Equals signs (=) are often used in scan clauses when you are looking for a specific symbol, country, exchange, etc. The equals sign can also be used to look for a specific numeric value in a scan clause, but you may not always get the results you expect. Let's look at an example:
In the above chart, both the top MACD Line (12,26,9) and the bottom MACD Line (20,36,9) for HBI appear to have the same value: 0.800.
Now let's run a scan to look for symbols where those two MACD Line values are equal to each other:
[type is stock] and [country is US] and [sma(20,volume) > 40000] and [close > 21] and [MACD Line(12,26,9) = MACD Line(20,36,9)]
If we ran this scan on the same date as the chart, the scan would net us only one result:
Despite the fact that the HBI chart showed identical values for these two indicators, HBI does not appear in our scan results.

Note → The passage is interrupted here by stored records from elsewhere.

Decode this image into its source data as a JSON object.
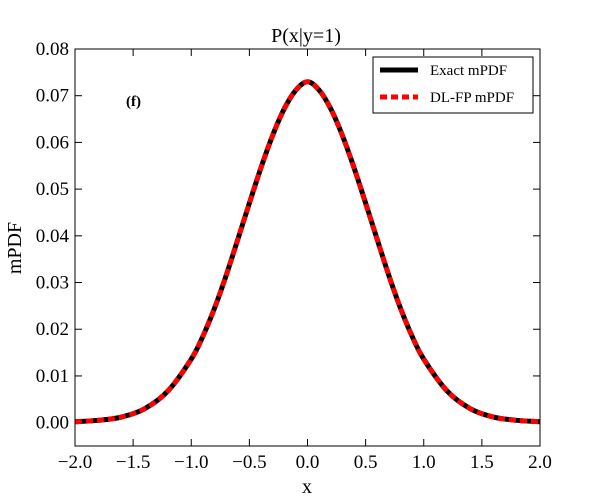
{
  "chart_data": {
    "type": "line",
    "title": "P(x|y=1)",
    "xlabel": "x",
    "ylabel": "mPDF",
    "panel_label": "(f)",
    "xlim": [
      -2.0,
      2.0
    ],
    "ylim": [
      -0.005,
      0.08
    ],
    "x_ticks": [
      -2.0,
      -1.5,
      -1.0,
      -0.5,
      0.0,
      0.5,
      1.0,
      1.5,
      2.0
    ],
    "x_tick_labels": [
      "−2.0",
      "−1.5",
      "−1.0",
      "−0.5",
      "0.0",
      "0.5",
      "1.0",
      "1.5",
      "2.0"
    ],
    "y_ticks": [
      0.0,
      0.01,
      0.02,
      0.03,
      0.04,
      0.05,
      0.06,
      0.07,
      0.08
    ],
    "y_tick_labels": [
      "0.00",
      "0.01",
      "0.02",
      "0.03",
      "0.04",
      "0.05",
      "0.06",
      "0.07",
      "0.08"
    ],
    "legend_position": "top-right",
    "series": [
      {
        "name": "Exact mPDF",
        "color": "#000000",
        "style": "solid",
        "x": [
          -2.0,
          -1.8,
          -1.6,
          -1.4,
          -1.2,
          -1.0,
          -0.9,
          -0.8,
          -0.7,
          -0.6,
          -0.5,
          -0.4,
          -0.3,
          -0.2,
          -0.1,
          0.0,
          0.1,
          0.2,
          0.3,
          0.4,
          0.5,
          0.6,
          0.7,
          0.8,
          0.9,
          1.0,
          1.2,
          1.4,
          1.6,
          1.8,
          2.0
        ],
        "y": [
          0.0002,
          0.0005,
          0.0012,
          0.003,
          0.0068,
          0.0136,
          0.0185,
          0.0245,
          0.0315,
          0.0392,
          0.047,
          0.0546,
          0.0615,
          0.0672,
          0.0712,
          0.073,
          0.0712,
          0.0672,
          0.0615,
          0.0546,
          0.047,
          0.0392,
          0.0315,
          0.0245,
          0.0185,
          0.0136,
          0.0068,
          0.003,
          0.0012,
          0.0005,
          0.0002
        ]
      },
      {
        "name": "DL-FP mPDF",
        "color": "#ff0000",
        "style": "dashed",
        "x": [
          -2.0,
          -1.8,
          -1.6,
          -1.4,
          -1.2,
          -1.0,
          -0.9,
          -0.8,
          -0.7,
          -0.6,
          -0.5,
          -0.4,
          -0.3,
          -0.2,
          -0.1,
          0.0,
          0.1,
          0.2,
          0.3,
          0.4,
          0.5,
          0.6,
          0.7,
          0.8,
          0.9,
          1.0,
          1.2,
          1.4,
          1.6,
          1.8,
          2.0
        ],
        "y": [
          0.0002,
          0.0005,
          0.0012,
          0.003,
          0.0068,
          0.0136,
          0.0185,
          0.0245,
          0.0315,
          0.0392,
          0.047,
          0.0546,
          0.0615,
          0.0672,
          0.0712,
          0.073,
          0.0712,
          0.0672,
          0.0615,
          0.0546,
          0.047,
          0.0392,
          0.0315,
          0.0245,
          0.0185,
          0.0136,
          0.0068,
          0.003,
          0.0012,
          0.0005,
          0.0002
        ]
      }
    ]
  }
}
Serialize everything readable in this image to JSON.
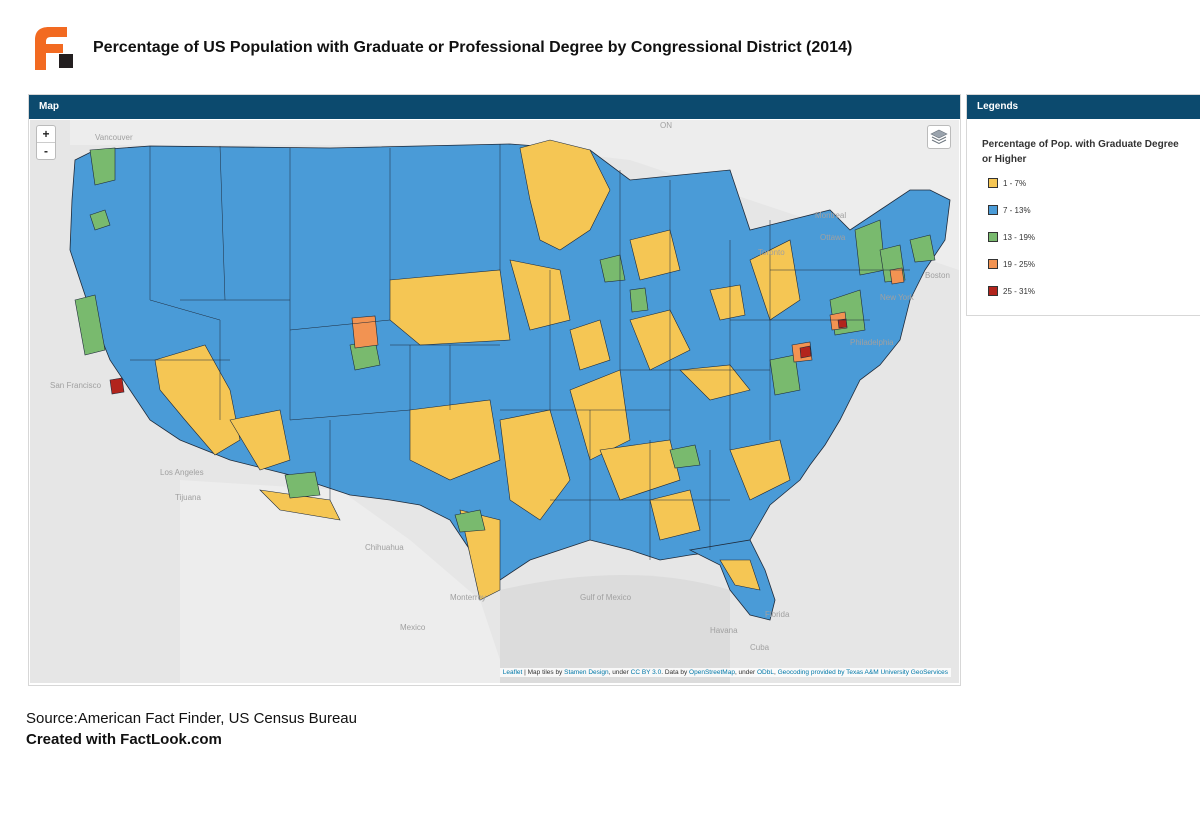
{
  "header": {
    "title": "Percentage of US Population with Graduate or Professional Degree by Congressional District (2014)"
  },
  "map_panel": {
    "label": "Map",
    "zoom_in": "+",
    "zoom_out": "-",
    "layers_icon": "layers-icon",
    "attribution": {
      "leaflet": "Leaflet",
      "t1": " | Map tiles by ",
      "stamen": "Stamen Design",
      "t2": ", under ",
      "ccby": "CC BY 3.0",
      "t3": ". Data by ",
      "osm": "OpenStreetMap",
      "t4": ", under ",
      "odbl": "ODbL",
      "t5": ", ",
      "geo": "Geocoding provided by Texas A&M University GeoServices"
    },
    "place_labels": [
      "Vancouver",
      "ON",
      "Montreal",
      "Toronto",
      "Ottawa",
      "Boston",
      "San Francisco",
      "Los Angeles",
      "Tijuana",
      "Chihuahua",
      "Monterrey",
      "Mexico",
      "Gulf of Mexico",
      "Florida",
      "Havana",
      "Cuba",
      "Philadelphia",
      "New York"
    ]
  },
  "legend": {
    "panel_label": "Legends",
    "title": "Percentage of Pop. with Graduate Degree or Higher",
    "items": [
      {
        "label": "1 - 7%",
        "color": "#f5c654"
      },
      {
        "label": "7 - 13%",
        "color": "#4a9bd7"
      },
      {
        "label": "13 - 19%",
        "color": "#79ba6e"
      },
      {
        "label": "19 - 25%",
        "color": "#f29352"
      },
      {
        "label": "25 - 31%",
        "color": "#b2241c"
      }
    ]
  },
  "colors": {
    "header_bar": "#0c4a6e",
    "logo_orange": "#f26a21",
    "logo_dark": "#231f20",
    "link": "#0078a8"
  },
  "footer": {
    "source": "Source:American Fact Finder, US Census Bureau",
    "created": "Created with FactLook.com"
  }
}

The reason for this discrepancy is that the values displayed on the chart are rounded to a certain number of decimal points (typically 2 or 3) for display purposes. The values used by the Scan Engine are not rounded to this degree - the more precise values used by the Scan Engine are often not exactly equal. If the longer-term MACD Line (20,36,9) is 0.8003 and the shorter-term MACD Line (12,26,9) is 0.8004, the Scan Engine does not consider those two values to be equal.
How can we fix our scan so we get the results we expect?
When comparing one calculated value to another, it is better to replace the one “equals” clause with two “close enough” clauses, like this:
and [MACD Line(12,26,9) > [MACD Line(20,36,9) - 0.01]] and [MACD Line(12,26,9) <= [MACD Line(20,36,9) + 0.01]]
This tells the Scan Engine to return results where one MACD Line is within one cent above or below the other - not identical values, but extremely close to each other. When we run the updated scan, we see that HBI now appears in the scan results:
For even greater precision, you could scan for values within one tenth of a cent of each other:
and [MACD Line(12,26,9) > [MACD Line(20,36,9) - 0.001]] and [MACD Line(12,26,9) <= [MACD Line(20,36,9) + 0.001]]
As long as the values are within that small range defined by the two clauses, they are “close enough” to be considered “equal” by our scan.
The equals sign is great for non-numeric comparisons, but should be used with caution when comparing numeric values. When you do need to compare numbers, it is better to use “close enough” clauses, defining a small range of values so similar that they are essentially equal.